Thanks for your great work on GradTTS!
However I recently found a tiny error in the arxiv version 2 of GradTTS paper (https://arxiv.org/pdf/2105.06337.pdf). In Eq.31 and Eq.32 in the appendix, the $X_t$ and $\mu$ are put in the wrong order, i.e. it probably should be $\mu - X_t$ rather than $X_t - \mu$. This typo could be originated from the line above Eq.31, " In our case $f(X_t, t) = \frac 12 \Sigma^{-1}(X_t −\mu)\beta$ and ...", where it should be $f(X_t, t)= \frac 12 \Sigma^{-1}(\mu-X_t)\beta$ instead. The other parts of the paper seem not to be affected by this, and the derivations are solid and fluent.
Again, great thanks for the work!

Generated outputs sound robotic in some cases!

Hello!

I have trained GradTTS on quite a few datasets and observed that it produces excellent results on most of the voices, but the generated results on heavy voices sound very robotic! Can anyone explain any possible reasons for this?

I have attached the samples of original and generated voices.

Thank you!

Original male voice

org_sagar.mov

Generated male voice

gen_sagar.mov

Original female voice

org_anupama.mov

Generated female voice

gen_anupama.mov

Multi-GPU training and expected epochs

Hi,

First of all, thanks for the nice paper and release code. I am testing your model for a different dataset and two questions come up:

Which is the estimated number of epochs to train the model? We have expierenced some degradation when the model is overtrained (overfitting?) the data.
Is there a way to train the model in a multi-gpu setup? We have more GPUs available, however the code seems to just work on the first available GPU given by the CUDA_VISIBLE_DEVICES argument.

Thanks!

Attention layer in GradTTS

Hey @ivanvovk et al.

Thanks a lot for open-sourcing the model - it's working really welll! I've been looking a bit through the code base and I was surprised to see that the attention layer here:

Speech-Backbones/Grad-TTS/model/diffusion.py

Line 95 in b82fdd5

k = k.softmax(dim=-1)

computes the softmax on the projected key values instead of computing it on the product of query and key.

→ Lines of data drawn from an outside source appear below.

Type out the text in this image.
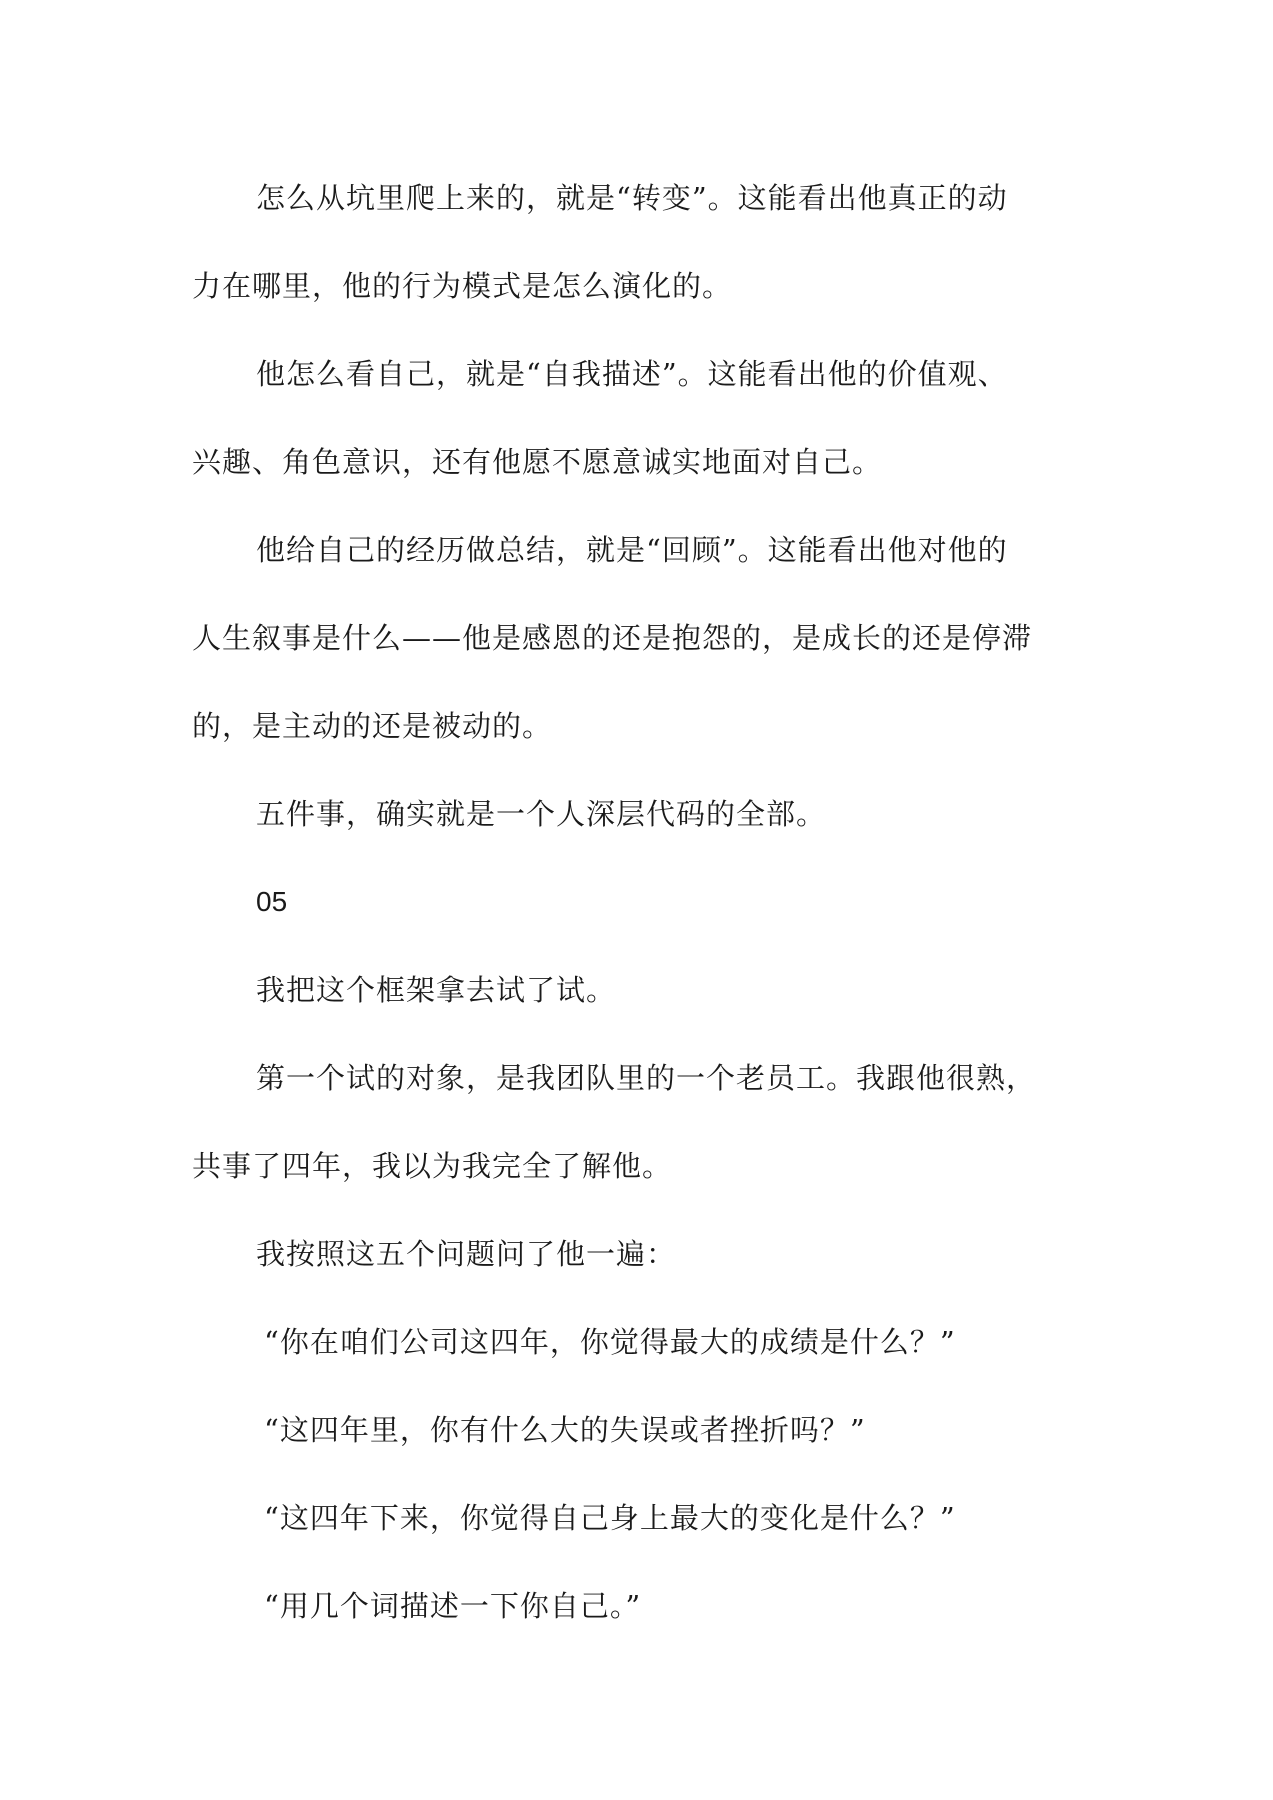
怎么从坑里爬上来的，就是“转变”。这能看出他真正的动
力在哪里，他的行为模式是怎么演化的。

他怎么看自己，就是“自我描述”。这能看出他的价值观、
兴趣、角色意识，还有他愿不愿意诚实地面对自己。

他给自己的经历做总结，就是“回顾”。这能看出他对他的
人生叙事是什么——他是感恩的还是抱怨的，是成长的还是停滞
的，是主动的还是被动的。

五件事，确实就是一个人深层代码的全部。

05

我把这个框架拿去试了试。

第一个试的对象，是我团队里的一个老员工。我跟他很熟，
共事了四年，我以为我完全了解他。

我按照这五个问题问了他一遍：

“你在咱们公司这四年，你觉得最大的成绩是什么？”
“这四年里，你有什么大的失误或者挫折吗？”
“这四年下来，你觉得自己身上最大的变化是什么？”
“用几个词描述一下你自己。”
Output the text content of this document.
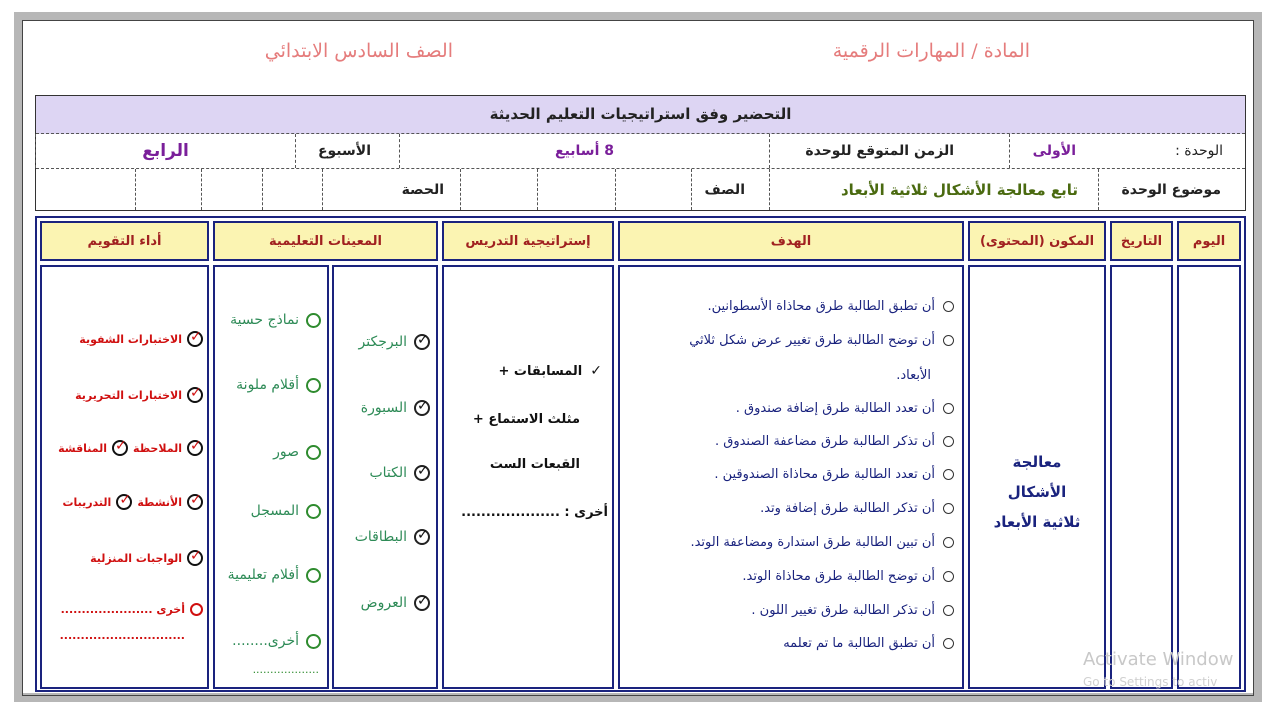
المادة / المهارات الرقمية
الصف السادس الابتدائي
التحضير وفق استراتيجيات التعليم الحديثة
الوحدة :
الأولى
الزمن المتوقع للوحدة
8 أسابيع
الأسبوع
الرابع
موضوع الوحدة
تابع معالجة الأشكال ثلاثية الأبعاد
الصف
الحصة
اليوم
التاريخ
المكون (المحتوى)
الهدف
إستراتيجية التدريس
المعينات التعليمية
أداء التقويم
معالجة الأشكال ثلاثية الأبعاد
أن تطبق الطالبة طرق محاذاة الأسطوانين.
أن توضح الطالبة طرق تغيير عرض شكل ثلاثي
الأبعاد.
أن تعدد الطالبة طرق إضافة صندوق .
أن تذكر الطالبة طرق مضاعفة الصندوق .
أن تعدد الطالبة طرق محاذاة الصندوقين .
أن تذكر الطالبة طرق إضافة وتد.
أن تبين الطالبة طرق استدارة ومضاعفة الوتد.
أن توضح الطالبة طرق محاذاة الوتد.
أن تذكر الطالبة طرق تغيير اللون .
أن تطبق الطالبة ما تم تعلمه
✓
المسابقات +
مثلث الاستماع +
القبعات الست
أخرى : ....................
✓
البرجكتر
✓
السبورة
✓
الكتاب
✓
البطاقات
✓
العروض
نماذج حسية
أقلام ملونة
صور
المسجل
أفلام تعليمية
أخرى........
...................
✓
الاختبارات الشفوية
✓
الاختبارات التحريرية
✓
الملاحظة
✓
المناقشة
✓
الأنشطة
✓
التدريبات
✓
الواجبات المنزلية
أخرى ......................
..............................
Activate Window
Go to Settings to activ
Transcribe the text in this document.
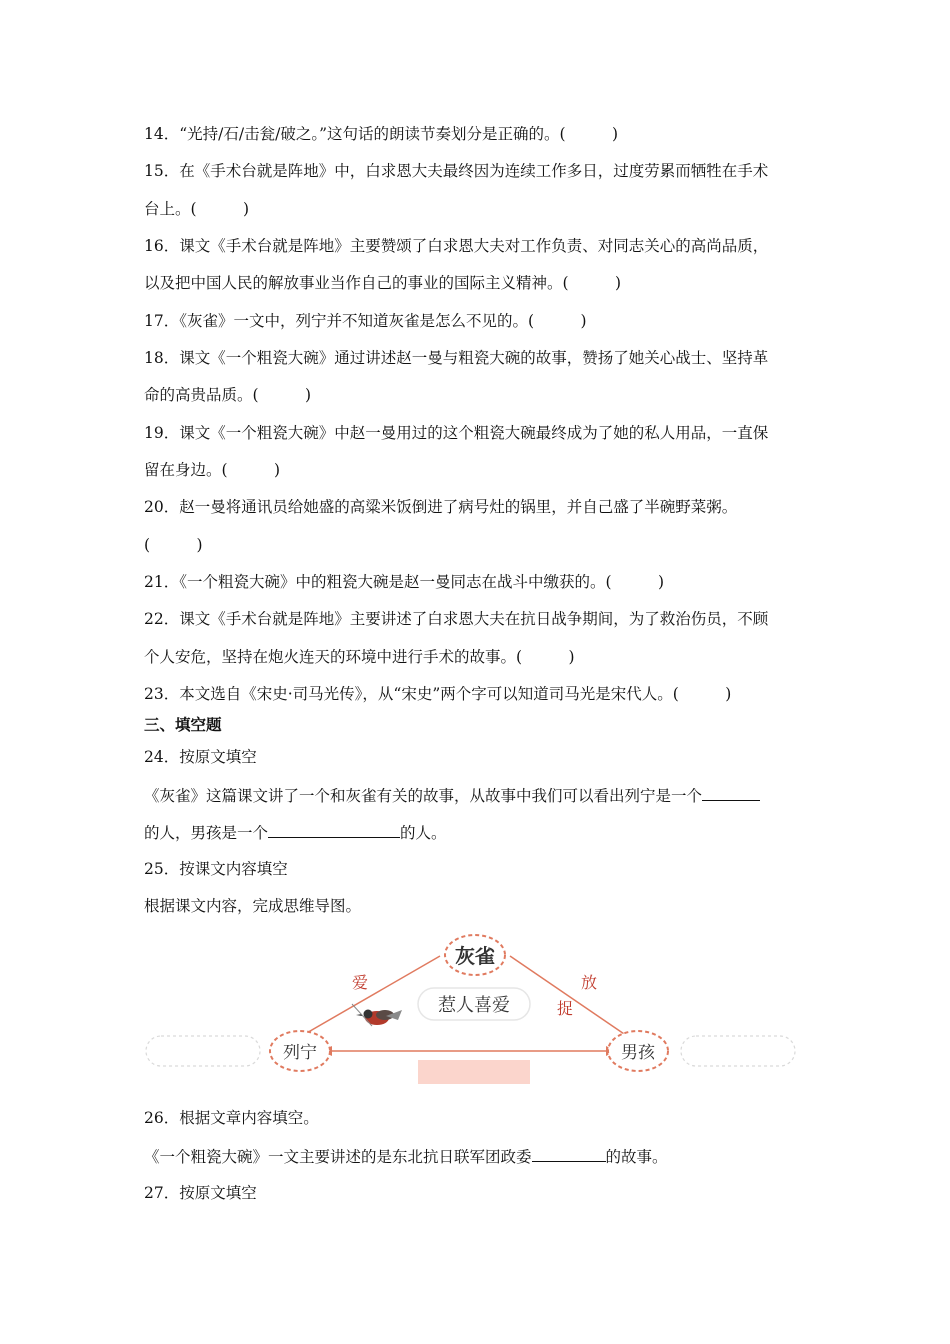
14．“光持/石/击瓮/破之。”这句话的朗读节奏划分是正确的。(　　　)
15．在《手术台就是阵地》中，白求恩大夫最终因为连续工作多日，过度劳累而牺牲在手术
台上。(　　　)
16．课文《手术台就是阵地》主要赞颂了白求恩大夫对工作负责、对同志关心的高尚品质，
以及把中国人民的解放事业当作自己的事业的国际主义精神。(　　　)
17．《灰雀》一文中，列宁并不知道灰雀是怎么不见的。(　　　)
18．课文《一个粗瓷大碗》通过讲述赵一曼与粗瓷大碗的故事，赞扬了她关心战士、坚持革
命的高贵品质。(　　　)
19．课文《一个粗瓷大碗》中赵一曼用过的这个粗瓷大碗最终成为了她的私人用品，一直保
留在身边。(　　　)
20．赵一曼将通讯员给她盛的高粱米饭倒进了病号灶的锅里，并自己盛了半碗野菜粥。
(　　　)
21．《一个粗瓷大碗》中的粗瓷大碗是赵一曼同志在战斗中缴获的。(　　　)
22．课文《手术台就是阵地》主要讲述了白求恩大夫在抗日战争期间，为了救治伤员，不顾
个人安危，坚持在炮火连天的环境中进行手术的故事。(　　　)
23．本文选自《宋史·司马光传》，从“宋史”两个字可以知道司马光是宋代人。(　　　)
三、填空题
24．按原文填空
《灰雀》这篇课文讲了一个和灰雀有关的故事，从故事中我们可以看出列宁是一个
的人，男孩是一个	的人。
25．按课文内容填空
根据课文内容，完成思维导图。
灰雀
列宁	男孩
惹人喜爱
爱	放
捉
26．根据文章内容填空。
《一个粗瓷大碗》一文主要讲述的是东北抗日联军团政委	的故事。
27．按原文填空
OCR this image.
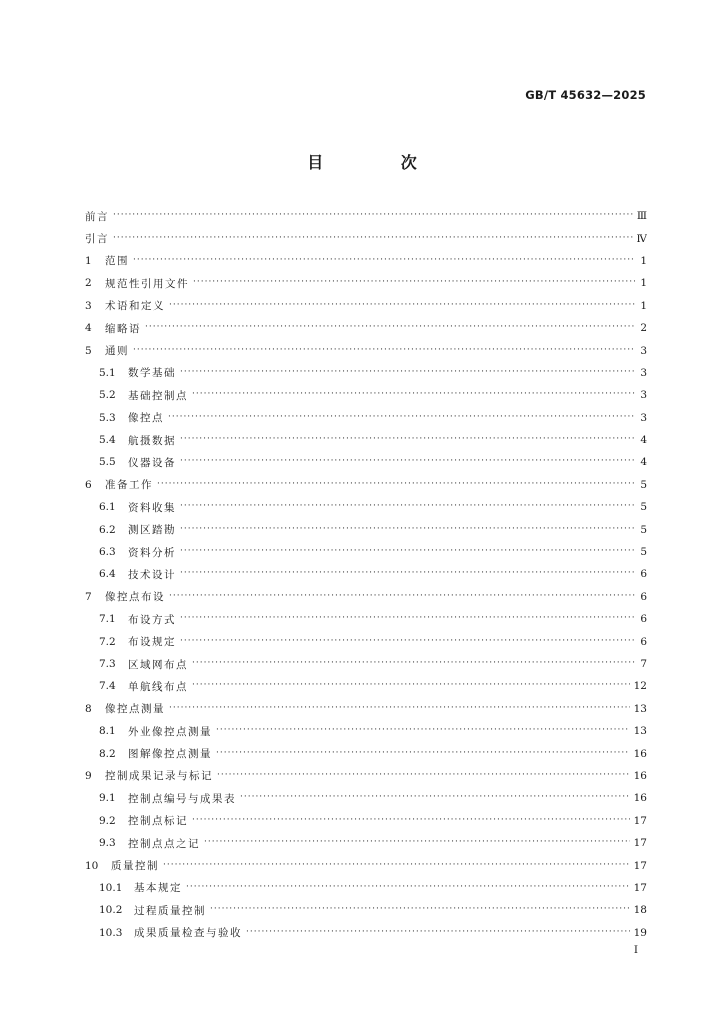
GB/T 45632—2025
目 次
前言 ·····	Ⅲ
引言 ·····	Ⅳ
1	范围 ·····	1
2	规范性引用文件 ·····	1
3	术语和定义 ·····	1
4	缩略语 ·····	2
5	通则 ·····	3
5.1	数学基础 ·····	3
5.2	基础控制点 ·····	3
5.3	像控点 ·····	3
5.4	航摄数据 ·····	4
5.5	仪器设备 ·····	4
6	准备工作 ·····	5
6.1	资料收集 ·····	5
6.2	测区踏勘 ·····	5
6.3	资料分析 ·····	5
6.4	技术设计 ·····	6
7	像控点布设 ·····	6
7.1	布设方式 ·····	6
7.2	布设规定 ·····	6
7.3	区域网布点 ·····	7
7.4	单航线布点 ·····	12
8	像控点测量 ·····	13
8.1	外业像控点测量 ·····	13
8.2	图解像控点测量 ·····	16
9	控制成果记录与标记 ·····	16
9.1	控制点编号与成果表 ·····	16
9.2	控制点标记 ·····	17
9.3	控制点点之记 ·····	17
10	质量控制 ·····	17
10.1	基本规定 ·····	17
10.2	过程质量控制 ·····	18
10.3	成果质量检查与验收 ·····	19
I
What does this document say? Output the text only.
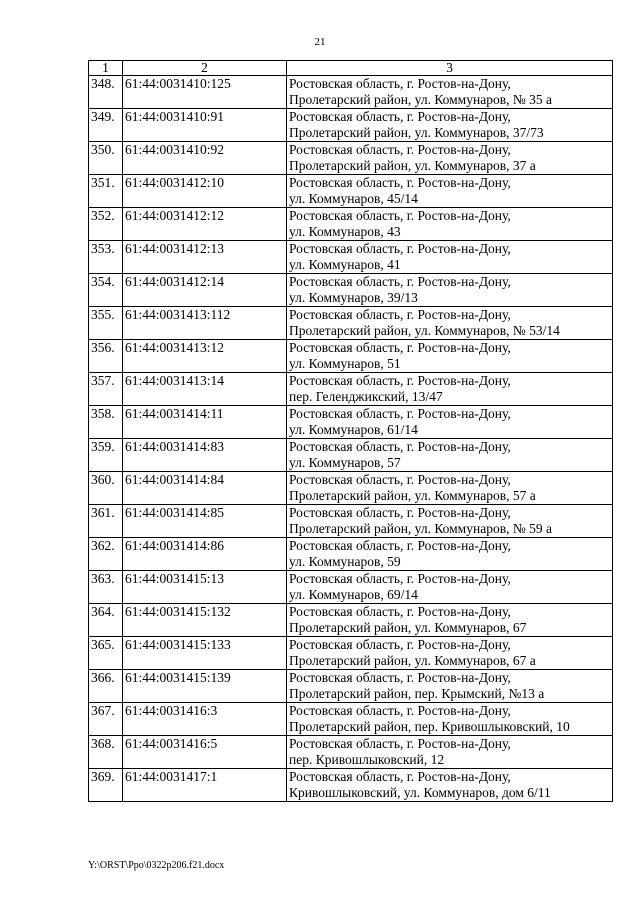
21
1	2	3
348.	61:44:0031410:125	Ростовская область, г. Ростов-на-Дону,
Пролетарский район, ул. Коммунаров, № 35 а

349.	61:44:0031410:91	Ростовская область, г. Ростов-на-Дону,
Пролетарский район, ул. Коммунаров, 37/73

350.	61:44:0031410:92	Ростовская область, г. Ростов-на-Дону,
Пролетарский район, ул. Коммунаров, 37 а

351.	61:44:0031412:10	Ростовская область, г. Ростов-на-Дону,
ул. Коммунаров, 45/14

352.	61:44:0031412:12	Ростовская область, г. Ростов-на-Дону,
ул. Коммунаров, 43

353.	61:44:0031412:13	Ростовская область, г. Ростов-на-Дону,
ул. Коммунаров, 41

354.	61:44:0031412:14	Ростовская область, г. Ростов-на-Дону,
ул. Коммунаров, 39/13

355.	61:44:0031413:112	Ростовская область, г. Ростов-на-Дону,
Пролетарский район, ул. Коммунаров, № 53/14

356.	61:44:0031413:12	Ростовская область, г. Ростов-на-Дону,
ул. Коммунаров, 51

357.	61:44:0031413:14	Ростовская область, г. Ростов-на-Дону,
пер. Геленджикский, 13/47

358.	61:44:0031414:11	Ростовская область, г. Ростов-на-Дону,
ул. Коммунаров, 61/14

359.	61:44:0031414:83	Ростовская область, г. Ростов-на-Дону,
ул. Коммунаров, 57

360.	61:44:0031414:84	Ростовская область, г. Ростов-на-Дону,
Пролетарский район, ул. Коммунаров, 57 а

361.	61:44:0031414:85	Ростовская область, г. Ростов-на-Дону,
Пролетарский район, ул. Коммунаров, № 59 а

362.	61:44:0031414:86	Ростовская область, г. Ростов-на-Дону,
ул. Коммунаров, 59

363.	61:44:0031415:13	Ростовская область, г. Ростов-на-Дону,
ул. Коммунаров, 69/14

364.	61:44:0031415:132	Ростовская область, г. Ростов-на-Дону,
Пролетарский район, ул. Коммунаров, 67

365.	61:44:0031415:133	Ростовская область, г. Ростов-на-Дону,
Пролетарский район, ул. Коммунаров, 67 а

366.	61:44:0031415:139	Ростовская область, г. Ростов-на-Дону,
Пролетарский район, пер. Крымский, №13 а

367.	61:44:0031416:3	Ростовская область, г. Ростов-на-Дону,
Пролетарский район, пер. Кривошлыковский, 10

368.	61:44:0031416:5	Ростовская область, г. Ростов-на-Дону,
пер. Кривошлыковский, 12

369.	61:44:0031417:1	Ростовская область, г. Ростов-на-Дону,
Кривошлыковский, ул. Коммунаров, дом 6/11
Y:\ORST\Ppo\0322p206.f21.docx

Usually, I know self-attention as:

Value x Softmax(Query x Key^T / d_k)

but it seems like here it is

(Value x Softmax(Key)) x Query

=> Is it similar to self-attention? Where does it come from?

Best,
Patrick

Finetuning a Grad-TTS model on a small dataset?

Hi! Thanks for the great work!
I have a small dataset of ~2 hours.
How do I finetune a Grad-TTS model on it?
Thanks!

Different Implementation of Diffusion Model

I'm a researcher working on building a TTS model using diffusion. While looking for the implementation of this, I found this repo.

According to my understanding of the paper, both the processes in the decoder diffusion model, forward and backward diffusion are supposed to take place on the latent space vector z [which is provided by UNET encoder part]. However, the repo's implementation seems to be different from this understanding.
Could you give a reasoning behind this?

Generated Samples are noisy

I have used the pretrained model as provided in the google drive of the official repo. Based on the check point of the pre-trained model when I executed the infernce.py file, the generated samples quality I observed are very noisy for different values of reverse diffusion process (10,20,30,40,50,70). If I can get any suggestion regarding the same. I have used the ckpt of Libri-TTS model (not the LJ-Speech). However, in the demo page the quality of the samples are sufficiently good.